Era comprensible. El “ángel” había comenzado como un humano hecho por el hombre, uno de los milagros que se pretendía lograr para convertir a la población. Una herramienta para la evangelización. He aquí, los misioneros podrían decir, las maravillas del poder de nuestra fe! Esta roca se ha convertido en pan. O, en respuesta a nuestra fe, Dios en el Cielo nos ha enviado un mensajero para hacer obras poderosas entre nosotros.

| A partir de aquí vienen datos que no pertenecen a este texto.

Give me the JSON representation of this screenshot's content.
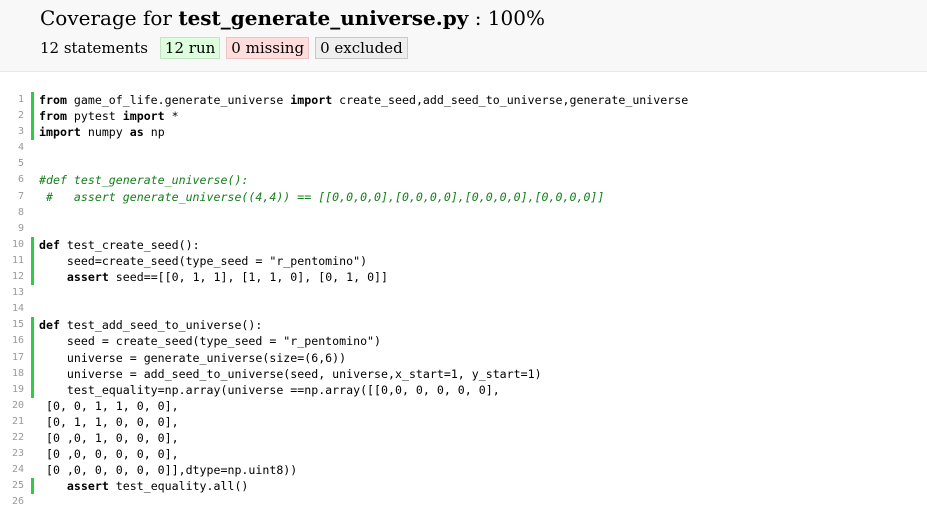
{
  "header": {
    "title_prefix": "Coverage for ",
    "filename": "test_generate_universe.py",
    "title_suffix": " : 100%",
    "statements_text": "12 statements",
    "buttons": {
      "run": "12 run",
      "missing": "0 missing",
      "excluded": "0 excluded"
    }
  },
  "colors": {
    "run_marker": "#2ecc40",
    "run_button_bg": "#ddffdd",
    "missing_button_bg": "#ffdddd",
    "excluded_button_bg": "#eeeeee",
    "comment_text": "#14801a",
    "line_number_text": "#999999"
  },
  "source_lines": [
    {
      "n": "1",
      "run": true,
      "tokens": [
        {
          "t": "from",
          "k": "k"
        },
        {
          "t": " game_of_life.generate_universe "
        },
        {
          "t": "import",
          "k": "k"
        },
        {
          "t": " create_seed,add_seed_to_universe,generate_universe"
        }
      ]
    },
    {
      "n": "2",
      "run": true,
      "tokens": [
        {
          "t": "from",
          "k": "k"
        },
        {
          "t": " pytest "
        },
        {
          "t": "import",
          "k": "k"
        },
        {
          "t": " *"
        }
      ]
    },
    {
      "n": "3",
      "run": true,
      "tokens": [
        {
          "t": "import",
          "k": "k"
        },
        {
          "t": " numpy "
        },
        {
          "t": "as",
          "k": "k"
        },
        {
          "t": " np"
        }
      ]
    },
    {
      "n": "4",
      "run": false,
      "tokens": []
    },
    {
      "n": "5",
      "run": false,
      "tokens": []
    },
    {
      "n": "6",
      "run": false,
      "tokens": [
        {
          "t": "#def test_generate_universe():",
          "k": "c"
        }
      ]
    },
    {
      "n": "7",
      "run": false,
      "tokens": [
        {
          "t": " #   assert generate_universe((4,4)) == [[0,0,0,0],[0,0,0,0],[0,0,0,0],[0,0,0,0]]",
          "k": "c"
        }
      ]
    },
    {
      "n": "8",
      "run": false,
      "tokens": []
    },
    {
      "n": "9",
      "run": false,
      "tokens": []
    },
    {
      "n": "10",
      "run": true,
      "tokens": [
        {
          "t": "def",
          "k": "k"
        },
        {
          "t": " test_create_seed():"
        }
      ]
    },
    {
      "n": "11",
      "run": true,
      "tokens": [
        {
          "t": "    seed=create_seed(type_seed = \"r_pentomino\")"
        }
      ]
    },
    {
      "n": "12",
      "run": true,
      "tokens": [
        {
          "t": "    "
        },
        {
          "t": "assert",
          "k": "k"
        },
        {
          "t": " seed==[[0, 1, 1], [1, 1, 0], [0, 1, 0]]"
        }
      ]
    },
    {
      "n": "13",
      "run": false,
      "tokens": []
    },
    {
      "n": "14",
      "run": false,
      "tokens": []
    },
    {
      "n": "15",
      "run": true,
      "tokens": [
        {
          "t": "def",
          "k": "k"
        },
        {
          "t": " test_add_seed_to_universe():"
        }
      ]
    },
    {
      "n": "16",
      "run": true,
      "tokens": [
        {
          "t": "    seed = create_seed(type_seed = \"r_pentomino\")"
        }
      ]
    },
    {
      "n": "17",
      "run": true,
      "tokens": [
        {
          "t": "    universe = generate_universe(size=(6,6))"
        }
      ]
    },
    {
      "n": "18",
      "run": true,
      "tokens": [
        {
          "t": "    universe = add_seed_to_universe(seed, universe,x_start=1, y_start=1)"
        }
      ]
    },
    {
      "n": "19",
      "run": true,
      "tokens": [
        {
          "t": "    test_equality=np.array(universe ==np.array([[0,0, 0, 0, 0, 0],"
        }
      ]
    },
    {
      "n": "20",
      "run": false,
      "tokens": [
        {
          "t": " [0, 0, 1, 1, 0, 0],"
        }
      ]
    },
    {
      "n": "21",
      "run": false,
      "tokens": [
        {
          "t": " [0, 1, 1, 0, 0, 0],"
        }
      ]
    },
    {
      "n": "22",
      "run": false,
      "tokens": [
        {
          "t": " [0 ,0, 1, 0, 0, 0],"
        }
      ]
    },
    {
      "n": "23",
      "run": false,
      "tokens": [
        {
          "t": " [0 ,0, 0, 0, 0, 0],"
        }
      ]
    },
    {
      "n": "24",
      "run": false,
      "tokens": [
        {
          "t": " [0 ,0, 0, 0, 0, 0]],dtype=np.uint8))"
        }
      ]
    },
    {
      "n": "25",
      "run": true,
      "tokens": [
        {
          "t": "    "
        },
        {
          "t": "assert",
          "k": "k"
        },
        {
          "t": " test_equality.all()"
        }
      ]
    },
    {
      "n": "26",
      "run": false,
      "tokens": []
    }
  ]
}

Por supuesto, la existencia de esta criatura era un secreto para todos fuera de la Iglesia, y el propio ángel carecía de voluntad propia. Incluso su forma humana debía mucho a su propósito como objeto de exhibición. La conciencia o la autoestima sólo podía hacer una herramienta más difícil de usar. Por lo tanto, mientras que una decena de “ángeles” además de Yukinari existían, en realidad no eran más que marionetas hechas de carne. Sólo funcionaban cuando eran usados por los misioneros, en ese sentido, eran muy parecidos a la estatua del santo guardián.

De todos los ángeles, sólo Yukinari tenía sentido de sí mismo. Jirina lo había hecho, y la Iglesia la había matado por ello; su creación, decían, era un acto de rebelión contra los más altos niveles de la Iglesia.

Pero Yukinari, por su parte, simplemente puso una sonrisa maliciosa bajo su máscara. “Esa es una muy buena pregunta”.